FMCSA Alters Safety Plan
This story appears in the Aug. 9 print edition of Transport Topics.
The Federal Motor Carrier Safety Administration said last week it is changing how it targets trucking companies for enforcement based on a study of its new CSA safety-monitoring program.
In an Aug. 4 announcement, FMCSA said the change was among several it was making to CSA as it prepares to allow fleets to compare their safety records with other carriers, starting later this month.
The agency announced the changes after Transport Topics reported last month that a study conducted by the University of Michigan Transportation Research Institute found that carriers with high rates of violations in two of CSA’s BASICs — driver fitness and cargo securement — do not necessarily have a greater crash risk than other fleets (7-19, p. 1; click here for previous story).
FMCSA said that study matched its own findings, and as a result, it “adjusted how it identifies carriers for investigation so that the BASICs that have the strongest relationship to future crashes receive the most emphasis.”
“In this way, FMCSA will address those carriers with the highest propensity for future crashes, as well as those with the strongest patterns of noncompliance,” the agency said.
The two categories include violations such as “being properly licensed, carrying medical cards to allow verification that a driver meets the medical qualification standards, adequately securing cargo and properly packaging and handling hazardous materials,” FMCSA said.
FMCSA’s new safety program — CSA, or Compliance, Safety and Accountability — is built on seven categories of violations called BASICs:
• Unsafe driving.
• Fatigued driving.
• Alcohol and drugs.
• Vehicle maintenance.
• Crash indicator.
• Cargo securement.
• Driver fitness.
The agency also said that carriers on Aug 16 would be able to see for the first time how their violations stack up against other companies’.
FMCSA also said it is changing the way in which it calibrates fleets’ exposure for crashes to a combination of miles traveled and power units in the unsafe driving and crash indicator BASICs.

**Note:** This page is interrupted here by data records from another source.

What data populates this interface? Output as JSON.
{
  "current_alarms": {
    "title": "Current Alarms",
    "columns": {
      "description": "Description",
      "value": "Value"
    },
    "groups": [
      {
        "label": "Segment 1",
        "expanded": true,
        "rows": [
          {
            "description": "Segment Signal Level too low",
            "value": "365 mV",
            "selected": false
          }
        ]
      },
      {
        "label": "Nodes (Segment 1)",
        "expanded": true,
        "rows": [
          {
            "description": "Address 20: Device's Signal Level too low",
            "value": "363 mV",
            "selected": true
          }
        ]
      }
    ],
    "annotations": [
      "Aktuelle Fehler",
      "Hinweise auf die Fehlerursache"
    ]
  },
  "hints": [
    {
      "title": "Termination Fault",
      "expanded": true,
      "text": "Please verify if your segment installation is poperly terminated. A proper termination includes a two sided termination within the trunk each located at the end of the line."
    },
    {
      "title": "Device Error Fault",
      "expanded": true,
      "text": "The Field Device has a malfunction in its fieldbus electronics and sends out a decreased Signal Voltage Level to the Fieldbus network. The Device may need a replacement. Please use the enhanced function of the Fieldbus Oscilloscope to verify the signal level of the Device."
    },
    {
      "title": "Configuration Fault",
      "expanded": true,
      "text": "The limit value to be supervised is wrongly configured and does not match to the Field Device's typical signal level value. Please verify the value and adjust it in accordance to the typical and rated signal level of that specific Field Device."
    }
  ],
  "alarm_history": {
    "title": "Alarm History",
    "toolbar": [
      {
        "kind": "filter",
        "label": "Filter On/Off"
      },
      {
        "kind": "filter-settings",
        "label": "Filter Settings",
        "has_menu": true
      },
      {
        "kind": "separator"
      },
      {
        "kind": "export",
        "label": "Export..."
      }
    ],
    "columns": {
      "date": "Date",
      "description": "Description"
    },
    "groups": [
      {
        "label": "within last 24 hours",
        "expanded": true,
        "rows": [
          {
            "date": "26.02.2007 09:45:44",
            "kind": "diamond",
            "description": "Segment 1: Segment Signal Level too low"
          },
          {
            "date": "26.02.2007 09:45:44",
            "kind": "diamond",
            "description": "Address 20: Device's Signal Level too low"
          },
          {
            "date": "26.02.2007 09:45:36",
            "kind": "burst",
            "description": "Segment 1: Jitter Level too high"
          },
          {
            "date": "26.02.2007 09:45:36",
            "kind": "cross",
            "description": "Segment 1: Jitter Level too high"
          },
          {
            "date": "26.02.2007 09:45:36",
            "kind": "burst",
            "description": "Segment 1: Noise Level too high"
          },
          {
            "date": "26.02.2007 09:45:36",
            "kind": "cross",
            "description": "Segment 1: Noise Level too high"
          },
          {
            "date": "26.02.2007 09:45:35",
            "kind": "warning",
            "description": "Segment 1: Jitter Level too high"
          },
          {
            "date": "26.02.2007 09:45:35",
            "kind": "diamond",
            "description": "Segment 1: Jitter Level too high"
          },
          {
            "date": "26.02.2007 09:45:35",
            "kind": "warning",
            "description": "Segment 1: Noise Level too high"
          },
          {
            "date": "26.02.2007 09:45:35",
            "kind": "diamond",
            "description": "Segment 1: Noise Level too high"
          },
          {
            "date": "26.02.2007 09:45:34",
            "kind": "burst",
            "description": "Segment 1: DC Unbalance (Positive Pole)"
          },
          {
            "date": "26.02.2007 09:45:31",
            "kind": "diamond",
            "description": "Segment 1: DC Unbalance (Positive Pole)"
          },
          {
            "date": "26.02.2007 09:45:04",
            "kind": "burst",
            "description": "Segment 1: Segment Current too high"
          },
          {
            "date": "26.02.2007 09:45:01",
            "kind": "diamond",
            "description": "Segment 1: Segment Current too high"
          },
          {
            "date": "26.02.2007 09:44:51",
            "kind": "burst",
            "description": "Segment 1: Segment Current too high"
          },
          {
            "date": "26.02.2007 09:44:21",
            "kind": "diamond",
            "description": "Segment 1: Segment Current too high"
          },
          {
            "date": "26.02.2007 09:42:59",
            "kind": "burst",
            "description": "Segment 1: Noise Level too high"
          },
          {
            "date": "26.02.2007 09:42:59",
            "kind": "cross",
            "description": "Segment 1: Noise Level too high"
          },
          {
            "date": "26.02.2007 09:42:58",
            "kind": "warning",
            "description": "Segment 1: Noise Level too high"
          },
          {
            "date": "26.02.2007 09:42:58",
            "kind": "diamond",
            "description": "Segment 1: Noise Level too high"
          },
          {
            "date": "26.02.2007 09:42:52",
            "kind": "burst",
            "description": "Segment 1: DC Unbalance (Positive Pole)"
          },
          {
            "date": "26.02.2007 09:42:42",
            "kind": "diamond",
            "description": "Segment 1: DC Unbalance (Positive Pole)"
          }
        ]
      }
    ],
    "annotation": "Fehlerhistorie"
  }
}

Within those two categories, the peer groupings will change to using the number of crashes or inspections from the number of trucks, FMCSA said.
The agency said it also will change how it ranks carriers’ performance in the drugs-and-alcohol BASIC by using the number of inspections, rather than the number of trucks, to group carriers.

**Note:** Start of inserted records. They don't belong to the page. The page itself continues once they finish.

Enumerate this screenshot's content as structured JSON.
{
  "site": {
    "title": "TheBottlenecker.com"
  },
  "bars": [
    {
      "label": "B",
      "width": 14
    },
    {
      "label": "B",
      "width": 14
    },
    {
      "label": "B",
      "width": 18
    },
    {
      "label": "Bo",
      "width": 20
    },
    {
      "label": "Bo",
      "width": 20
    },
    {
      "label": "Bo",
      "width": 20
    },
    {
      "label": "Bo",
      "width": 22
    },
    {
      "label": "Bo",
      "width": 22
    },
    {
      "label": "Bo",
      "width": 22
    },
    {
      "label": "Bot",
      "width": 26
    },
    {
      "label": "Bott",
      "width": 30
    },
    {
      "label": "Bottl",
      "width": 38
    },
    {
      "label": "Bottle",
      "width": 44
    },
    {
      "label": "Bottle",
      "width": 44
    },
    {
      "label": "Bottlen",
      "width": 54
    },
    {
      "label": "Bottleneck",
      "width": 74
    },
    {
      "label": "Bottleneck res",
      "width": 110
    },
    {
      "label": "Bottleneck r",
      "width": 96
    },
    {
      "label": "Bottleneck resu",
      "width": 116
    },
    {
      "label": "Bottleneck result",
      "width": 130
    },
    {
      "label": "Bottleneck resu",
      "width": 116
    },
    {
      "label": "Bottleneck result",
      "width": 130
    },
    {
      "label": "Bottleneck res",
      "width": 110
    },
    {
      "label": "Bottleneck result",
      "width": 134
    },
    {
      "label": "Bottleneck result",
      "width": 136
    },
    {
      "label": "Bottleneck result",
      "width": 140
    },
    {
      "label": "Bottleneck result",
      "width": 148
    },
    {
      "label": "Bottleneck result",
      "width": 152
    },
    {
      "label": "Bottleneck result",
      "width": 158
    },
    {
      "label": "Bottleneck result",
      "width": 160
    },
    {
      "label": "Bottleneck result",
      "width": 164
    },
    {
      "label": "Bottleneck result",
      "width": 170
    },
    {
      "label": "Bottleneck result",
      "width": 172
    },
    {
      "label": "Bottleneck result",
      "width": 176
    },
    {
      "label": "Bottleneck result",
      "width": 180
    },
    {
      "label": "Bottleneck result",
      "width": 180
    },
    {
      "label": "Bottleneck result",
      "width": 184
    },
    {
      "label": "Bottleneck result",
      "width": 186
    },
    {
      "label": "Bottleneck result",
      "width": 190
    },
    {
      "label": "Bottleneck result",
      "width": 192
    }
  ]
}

In addition, FMCSA said it was changing how severely the CSA system treats some roadside inspection violations, but the agency did not specify which violations.

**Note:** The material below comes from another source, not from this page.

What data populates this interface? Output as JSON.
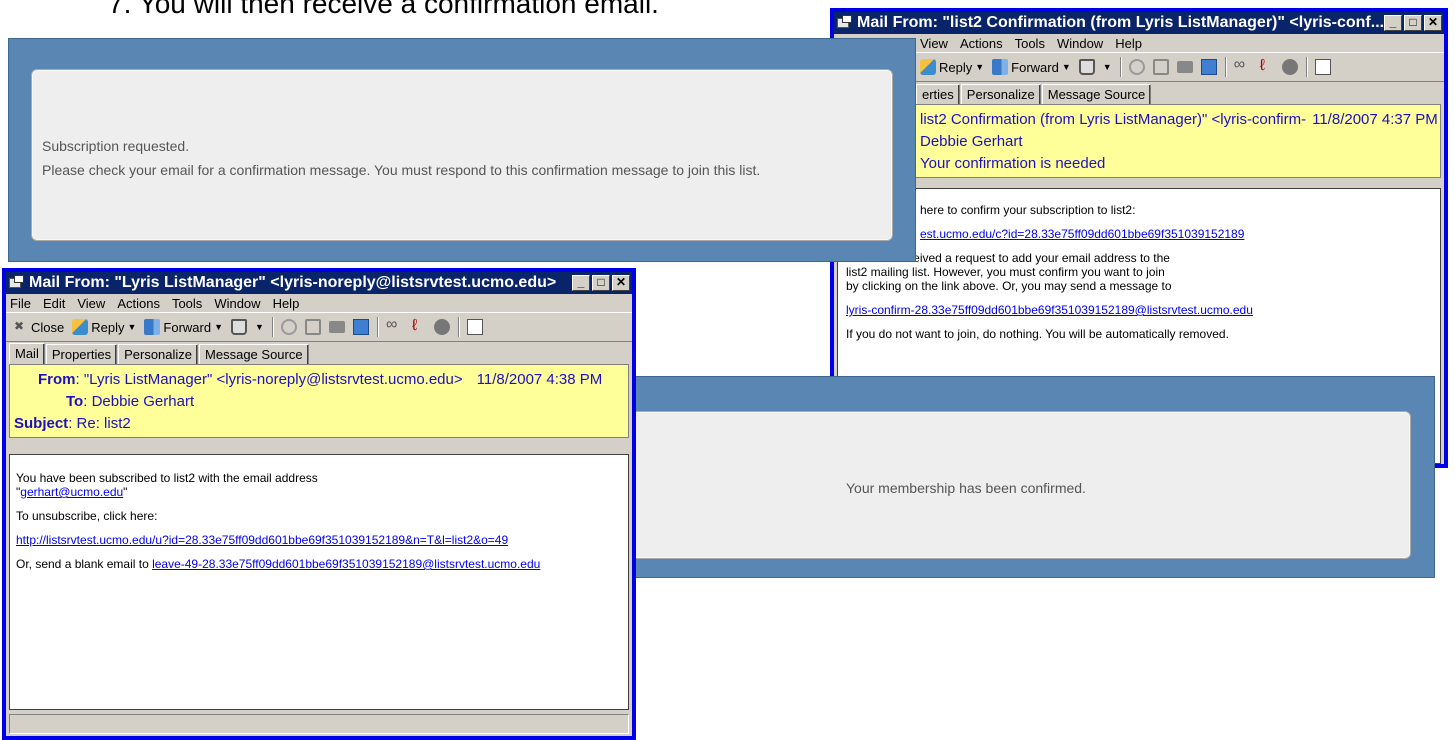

FMCSA “will employ a more strategic approach to addressing motor carriers with a history of size-and-weight violations, rather than counting these violations in the cargo-related BASIC; the new ap-proach will include alerts to roadside inspectors when carriers have a history of size-and-weight violations.”
FMCSA said the changes “will allow the agency to more effectively identify motor carriers with safety-performance and compliance problems, thereby raising the bar for safety on the nation’s roads.”
Rob Abbott, vice president of safety policy for American Trucking Associations, said the federation was “pleased” the agency is responding to industry concerns, but some uncertainty still exists.
“We are puzzled by FMCSA’s justification to use certain BASICs as a tool to prioritize carriers for intervention — when scores in those BASICs don’t speak to future crash risk,” he said. “The purpose of CSA 2010 is to focus FMCSA’s limited resources where they would be most effective. We believe it would make sense to devote those resources to carriers who are more crash prone.”
Abbott said UMTRI’s findings “may suggest that the means by which scores are derived in those categories — such as the relative weighting of violations — need to be revisited.”
Steve Keppler, executive director of the Commercial Vehicle Safety Alliance, said he believed FMCSA’s announcement is “consistent” with what agency officials have been saying about trying to improve the program.
“It’s clear that they are doing things as they hear more information,” Keppler said.
FMCSA said it still expects to proceed with CSA according to its previously announced schedule, which calls for SafeStat scores to be replaced by CSA during the fall and winter.
A phasing-in of CSA’s new enforcement tools would follow after that is completed.
Keppler said there are still some states that have “some question . . . with respect to what the implementation plan is,” but that FMCSA is working to address their concerns.